Ghana partners African states to pilot digital trade corridor for cross-border payments

Ghana is partnering with Rwanda, Zambia and other African countries to pilot a continental digital trade corridor aimed at improving integration and interoperability in cross-border financial transactions. Vice-President Naana Jane Opoku-Agyemang announced the initiative while speaking at the ‘3i Africa Summit’ in Accra on Wednesday, May 6, 2026.

According to her, the pilot project will focus on mobile money interoperability, mutual recognition of digital identity systems for cross-border know-your-customer (KYC) processes, and harmonisation of electronic invoicing systems across participating countries. “The objective is for a Ghanaian enterprise to be able to invoice clients and receive payments in cedis directly, efficiently and at a reasonable cost,” she said.

Professor Opoku-Agyemang explained that the initiative follows recent upgrades to Ghana’s payment infrastructure to support seamless cross-border transactions. She noted that many intra-African financial transactions are currently routed through payment systems outside the continent, increasing costs and delays while undermining efforts to establish a single African market.

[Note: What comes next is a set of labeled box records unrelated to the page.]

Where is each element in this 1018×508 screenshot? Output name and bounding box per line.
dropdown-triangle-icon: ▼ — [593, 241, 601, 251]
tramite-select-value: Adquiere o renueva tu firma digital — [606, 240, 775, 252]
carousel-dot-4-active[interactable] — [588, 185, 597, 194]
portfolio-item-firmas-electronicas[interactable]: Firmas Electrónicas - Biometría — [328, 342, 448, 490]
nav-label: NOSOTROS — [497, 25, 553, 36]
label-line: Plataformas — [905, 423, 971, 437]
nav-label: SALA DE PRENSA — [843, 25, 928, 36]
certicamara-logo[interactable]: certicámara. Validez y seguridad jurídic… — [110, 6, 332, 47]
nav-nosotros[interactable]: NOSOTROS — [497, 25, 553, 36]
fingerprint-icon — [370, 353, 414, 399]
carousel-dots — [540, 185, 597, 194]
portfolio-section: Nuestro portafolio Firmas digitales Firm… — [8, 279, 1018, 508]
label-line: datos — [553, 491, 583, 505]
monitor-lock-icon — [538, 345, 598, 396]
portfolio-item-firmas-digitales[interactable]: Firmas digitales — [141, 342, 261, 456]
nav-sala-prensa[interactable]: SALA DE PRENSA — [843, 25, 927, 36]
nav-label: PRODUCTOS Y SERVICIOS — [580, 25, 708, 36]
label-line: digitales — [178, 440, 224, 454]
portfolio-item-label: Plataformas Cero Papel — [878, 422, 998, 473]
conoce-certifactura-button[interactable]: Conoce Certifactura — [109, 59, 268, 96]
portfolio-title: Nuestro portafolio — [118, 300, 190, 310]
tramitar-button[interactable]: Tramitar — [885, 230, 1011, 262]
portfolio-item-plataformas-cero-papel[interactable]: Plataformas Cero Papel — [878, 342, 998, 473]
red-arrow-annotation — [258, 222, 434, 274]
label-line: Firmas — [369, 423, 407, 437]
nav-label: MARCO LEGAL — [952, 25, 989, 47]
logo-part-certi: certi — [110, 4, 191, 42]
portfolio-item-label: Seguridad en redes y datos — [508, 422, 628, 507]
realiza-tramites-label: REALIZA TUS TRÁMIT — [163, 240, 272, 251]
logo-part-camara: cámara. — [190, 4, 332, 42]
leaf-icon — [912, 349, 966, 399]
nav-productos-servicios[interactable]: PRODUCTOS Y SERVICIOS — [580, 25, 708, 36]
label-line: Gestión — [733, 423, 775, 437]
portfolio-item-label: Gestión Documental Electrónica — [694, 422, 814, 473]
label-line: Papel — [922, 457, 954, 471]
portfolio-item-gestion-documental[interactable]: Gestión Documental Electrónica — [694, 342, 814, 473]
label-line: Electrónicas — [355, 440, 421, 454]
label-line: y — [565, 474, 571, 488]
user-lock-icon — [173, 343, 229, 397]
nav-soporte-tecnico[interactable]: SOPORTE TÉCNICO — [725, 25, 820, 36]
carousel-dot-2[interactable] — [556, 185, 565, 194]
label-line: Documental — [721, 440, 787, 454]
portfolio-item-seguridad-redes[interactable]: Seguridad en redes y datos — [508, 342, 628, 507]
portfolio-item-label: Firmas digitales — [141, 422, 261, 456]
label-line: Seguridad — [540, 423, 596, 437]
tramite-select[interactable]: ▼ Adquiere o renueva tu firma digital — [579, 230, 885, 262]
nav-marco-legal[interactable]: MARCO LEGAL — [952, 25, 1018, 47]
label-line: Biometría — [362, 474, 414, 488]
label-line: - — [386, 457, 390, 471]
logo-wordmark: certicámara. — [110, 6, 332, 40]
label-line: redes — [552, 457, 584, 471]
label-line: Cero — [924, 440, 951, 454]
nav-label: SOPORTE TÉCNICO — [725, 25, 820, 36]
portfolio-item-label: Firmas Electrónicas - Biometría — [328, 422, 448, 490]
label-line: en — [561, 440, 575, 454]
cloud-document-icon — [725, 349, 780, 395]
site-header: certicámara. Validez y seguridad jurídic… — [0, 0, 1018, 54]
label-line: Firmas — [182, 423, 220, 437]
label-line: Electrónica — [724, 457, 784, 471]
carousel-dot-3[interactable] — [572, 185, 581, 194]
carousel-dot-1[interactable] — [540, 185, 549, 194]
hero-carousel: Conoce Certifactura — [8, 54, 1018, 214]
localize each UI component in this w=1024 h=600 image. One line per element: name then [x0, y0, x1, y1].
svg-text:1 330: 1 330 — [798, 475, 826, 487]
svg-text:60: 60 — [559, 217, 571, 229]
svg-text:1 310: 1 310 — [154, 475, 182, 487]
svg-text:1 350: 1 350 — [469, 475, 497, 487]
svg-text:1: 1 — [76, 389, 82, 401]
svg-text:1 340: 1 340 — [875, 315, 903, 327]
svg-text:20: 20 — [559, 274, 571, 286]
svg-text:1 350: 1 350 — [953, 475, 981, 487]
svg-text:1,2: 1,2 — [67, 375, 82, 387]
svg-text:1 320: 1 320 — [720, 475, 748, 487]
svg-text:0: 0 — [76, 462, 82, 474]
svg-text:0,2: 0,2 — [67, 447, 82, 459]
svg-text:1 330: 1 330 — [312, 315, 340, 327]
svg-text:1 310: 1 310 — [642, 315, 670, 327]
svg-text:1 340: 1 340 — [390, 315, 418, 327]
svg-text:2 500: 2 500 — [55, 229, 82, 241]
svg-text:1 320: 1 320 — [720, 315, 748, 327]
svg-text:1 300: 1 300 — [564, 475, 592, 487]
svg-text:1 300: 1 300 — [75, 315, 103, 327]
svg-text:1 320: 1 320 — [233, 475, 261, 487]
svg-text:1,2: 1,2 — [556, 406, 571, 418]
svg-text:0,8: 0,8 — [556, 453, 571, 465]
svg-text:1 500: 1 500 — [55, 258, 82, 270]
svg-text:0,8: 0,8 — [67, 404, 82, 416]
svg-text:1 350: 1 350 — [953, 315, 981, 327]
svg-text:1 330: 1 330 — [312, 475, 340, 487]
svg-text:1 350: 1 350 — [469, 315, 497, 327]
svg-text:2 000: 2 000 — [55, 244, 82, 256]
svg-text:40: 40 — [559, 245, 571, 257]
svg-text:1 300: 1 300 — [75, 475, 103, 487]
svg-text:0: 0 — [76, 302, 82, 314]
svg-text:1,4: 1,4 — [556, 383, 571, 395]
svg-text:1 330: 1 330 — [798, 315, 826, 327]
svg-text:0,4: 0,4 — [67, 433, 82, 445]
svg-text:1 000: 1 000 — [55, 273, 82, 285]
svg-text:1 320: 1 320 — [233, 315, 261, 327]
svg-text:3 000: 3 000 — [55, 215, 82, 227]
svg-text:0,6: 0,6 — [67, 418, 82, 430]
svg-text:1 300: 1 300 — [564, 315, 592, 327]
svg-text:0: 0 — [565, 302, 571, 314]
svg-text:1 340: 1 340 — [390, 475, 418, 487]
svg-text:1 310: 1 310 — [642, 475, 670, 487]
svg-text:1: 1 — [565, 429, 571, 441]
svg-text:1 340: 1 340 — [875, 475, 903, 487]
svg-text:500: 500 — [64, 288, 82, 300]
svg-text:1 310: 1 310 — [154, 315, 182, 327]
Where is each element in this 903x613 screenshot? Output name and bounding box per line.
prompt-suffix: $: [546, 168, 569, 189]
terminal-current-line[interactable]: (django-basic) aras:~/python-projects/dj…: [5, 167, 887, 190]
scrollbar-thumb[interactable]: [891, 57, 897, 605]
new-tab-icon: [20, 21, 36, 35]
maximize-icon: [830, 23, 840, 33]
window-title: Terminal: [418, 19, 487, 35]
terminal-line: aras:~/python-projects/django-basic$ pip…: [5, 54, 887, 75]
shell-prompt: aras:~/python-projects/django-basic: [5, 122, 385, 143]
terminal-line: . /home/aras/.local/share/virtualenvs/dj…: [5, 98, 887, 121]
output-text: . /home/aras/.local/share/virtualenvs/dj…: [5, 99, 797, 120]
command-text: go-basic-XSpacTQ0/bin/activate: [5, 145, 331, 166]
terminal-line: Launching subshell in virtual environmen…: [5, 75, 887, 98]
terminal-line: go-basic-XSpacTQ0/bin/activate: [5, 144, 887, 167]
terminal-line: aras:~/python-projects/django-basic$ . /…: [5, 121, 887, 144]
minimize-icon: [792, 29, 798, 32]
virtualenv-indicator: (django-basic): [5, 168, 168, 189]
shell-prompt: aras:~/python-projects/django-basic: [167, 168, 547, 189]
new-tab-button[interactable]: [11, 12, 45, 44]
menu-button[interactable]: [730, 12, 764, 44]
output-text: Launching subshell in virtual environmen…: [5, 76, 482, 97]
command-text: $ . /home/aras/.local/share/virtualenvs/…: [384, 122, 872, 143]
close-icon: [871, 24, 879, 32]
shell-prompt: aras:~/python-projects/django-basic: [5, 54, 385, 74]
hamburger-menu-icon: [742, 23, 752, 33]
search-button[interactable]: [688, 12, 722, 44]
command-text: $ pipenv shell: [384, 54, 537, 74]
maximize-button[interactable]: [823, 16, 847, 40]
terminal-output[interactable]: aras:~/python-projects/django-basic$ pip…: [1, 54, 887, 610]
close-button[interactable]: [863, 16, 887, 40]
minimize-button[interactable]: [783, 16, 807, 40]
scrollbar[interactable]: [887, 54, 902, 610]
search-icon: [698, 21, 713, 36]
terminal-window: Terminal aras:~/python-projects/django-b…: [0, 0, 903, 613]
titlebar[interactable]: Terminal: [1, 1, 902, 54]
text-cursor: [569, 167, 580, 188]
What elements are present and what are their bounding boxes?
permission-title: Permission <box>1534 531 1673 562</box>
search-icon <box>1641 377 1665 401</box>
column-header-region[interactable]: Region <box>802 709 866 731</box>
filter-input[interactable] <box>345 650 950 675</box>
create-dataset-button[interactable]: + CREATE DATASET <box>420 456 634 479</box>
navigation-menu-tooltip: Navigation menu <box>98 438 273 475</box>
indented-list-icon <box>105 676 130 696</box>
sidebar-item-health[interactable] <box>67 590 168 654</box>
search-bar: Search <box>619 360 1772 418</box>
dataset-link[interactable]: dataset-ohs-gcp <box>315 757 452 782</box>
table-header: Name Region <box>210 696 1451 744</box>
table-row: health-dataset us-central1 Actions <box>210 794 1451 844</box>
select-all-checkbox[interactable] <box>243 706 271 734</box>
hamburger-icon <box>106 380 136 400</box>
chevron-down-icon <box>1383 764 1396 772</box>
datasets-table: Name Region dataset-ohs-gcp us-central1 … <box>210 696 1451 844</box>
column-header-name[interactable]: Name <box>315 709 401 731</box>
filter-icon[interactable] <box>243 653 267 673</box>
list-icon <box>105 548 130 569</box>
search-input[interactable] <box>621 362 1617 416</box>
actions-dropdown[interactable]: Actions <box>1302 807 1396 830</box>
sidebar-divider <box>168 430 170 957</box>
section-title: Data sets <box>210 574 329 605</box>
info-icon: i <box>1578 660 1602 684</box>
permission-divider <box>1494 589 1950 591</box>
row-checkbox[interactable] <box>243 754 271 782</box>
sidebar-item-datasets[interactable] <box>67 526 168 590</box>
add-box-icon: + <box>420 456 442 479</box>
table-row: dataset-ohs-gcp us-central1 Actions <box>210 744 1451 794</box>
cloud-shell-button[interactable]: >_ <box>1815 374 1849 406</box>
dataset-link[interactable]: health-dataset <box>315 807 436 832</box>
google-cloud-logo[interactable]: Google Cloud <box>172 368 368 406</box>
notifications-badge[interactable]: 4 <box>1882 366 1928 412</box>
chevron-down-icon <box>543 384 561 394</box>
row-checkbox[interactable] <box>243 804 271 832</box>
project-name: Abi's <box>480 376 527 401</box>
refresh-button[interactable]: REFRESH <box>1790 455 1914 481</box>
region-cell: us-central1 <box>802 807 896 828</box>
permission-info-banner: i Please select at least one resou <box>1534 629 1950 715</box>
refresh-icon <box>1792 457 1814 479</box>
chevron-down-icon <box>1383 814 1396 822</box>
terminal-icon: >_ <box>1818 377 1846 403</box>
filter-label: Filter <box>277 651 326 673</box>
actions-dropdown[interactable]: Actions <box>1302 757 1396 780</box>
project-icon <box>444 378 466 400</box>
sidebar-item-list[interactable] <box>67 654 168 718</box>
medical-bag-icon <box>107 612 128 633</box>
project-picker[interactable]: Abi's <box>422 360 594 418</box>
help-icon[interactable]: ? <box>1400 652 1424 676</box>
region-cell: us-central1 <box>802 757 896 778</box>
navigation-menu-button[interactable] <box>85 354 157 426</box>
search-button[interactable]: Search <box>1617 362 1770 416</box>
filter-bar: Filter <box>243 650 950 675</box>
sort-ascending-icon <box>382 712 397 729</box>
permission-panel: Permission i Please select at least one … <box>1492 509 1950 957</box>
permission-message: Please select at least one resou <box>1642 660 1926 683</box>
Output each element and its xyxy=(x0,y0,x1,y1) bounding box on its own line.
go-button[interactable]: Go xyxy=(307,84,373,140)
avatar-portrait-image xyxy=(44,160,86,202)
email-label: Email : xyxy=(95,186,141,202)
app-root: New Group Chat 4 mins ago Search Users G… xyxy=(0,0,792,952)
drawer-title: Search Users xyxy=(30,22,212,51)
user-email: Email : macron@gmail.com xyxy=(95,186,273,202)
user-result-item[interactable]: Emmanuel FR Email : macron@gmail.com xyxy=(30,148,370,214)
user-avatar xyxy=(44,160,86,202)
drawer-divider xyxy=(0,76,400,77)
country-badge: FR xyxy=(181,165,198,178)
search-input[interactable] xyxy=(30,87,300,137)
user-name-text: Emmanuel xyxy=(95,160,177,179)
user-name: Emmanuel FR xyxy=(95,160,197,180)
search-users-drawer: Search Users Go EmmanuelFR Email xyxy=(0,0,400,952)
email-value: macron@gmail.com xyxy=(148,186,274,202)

The Vice-President said progress had already been made through the Pan-African Payment and Settlement System, adding that the African Continental Free Trade Area Digital Trade Protocol adopted by the African Union in 2024 provides a framework to reduce payment delays through mobile money interoperability and electronic trade processes. She, however, did not provide a timeline for the implementation of the proposed digital corridor.

Also speaking at the summit, Clara B. Arthur said [Ghana Interbank Payment and Settlement Systems Limited (GhIPSS) was migrating Ghana’s payment systems to the ISO 20022 global financial messaging standard.

She explained that the transition would enable Ghana’s financial infrastructure to operate on the same technical framework as leading global financial markets, improving transaction data quality and speeding up settlements.

“By adopting the standard, Ghana’s payment systems will speak the same language as the world’s leading financial infrastructure and markets,” she stated.

Arthur added that GhIPSS was prepared to connect with other instant payment systems across Africa, stressing that the future of digital finance lies in cross-border interoperability.

She further disclosed that following the passage of the Virtual Asset Service Providers Act, GhIPSS had begun engaging virtual asset providers to support shared infrastructure for innovation, regulation and financial inclusion.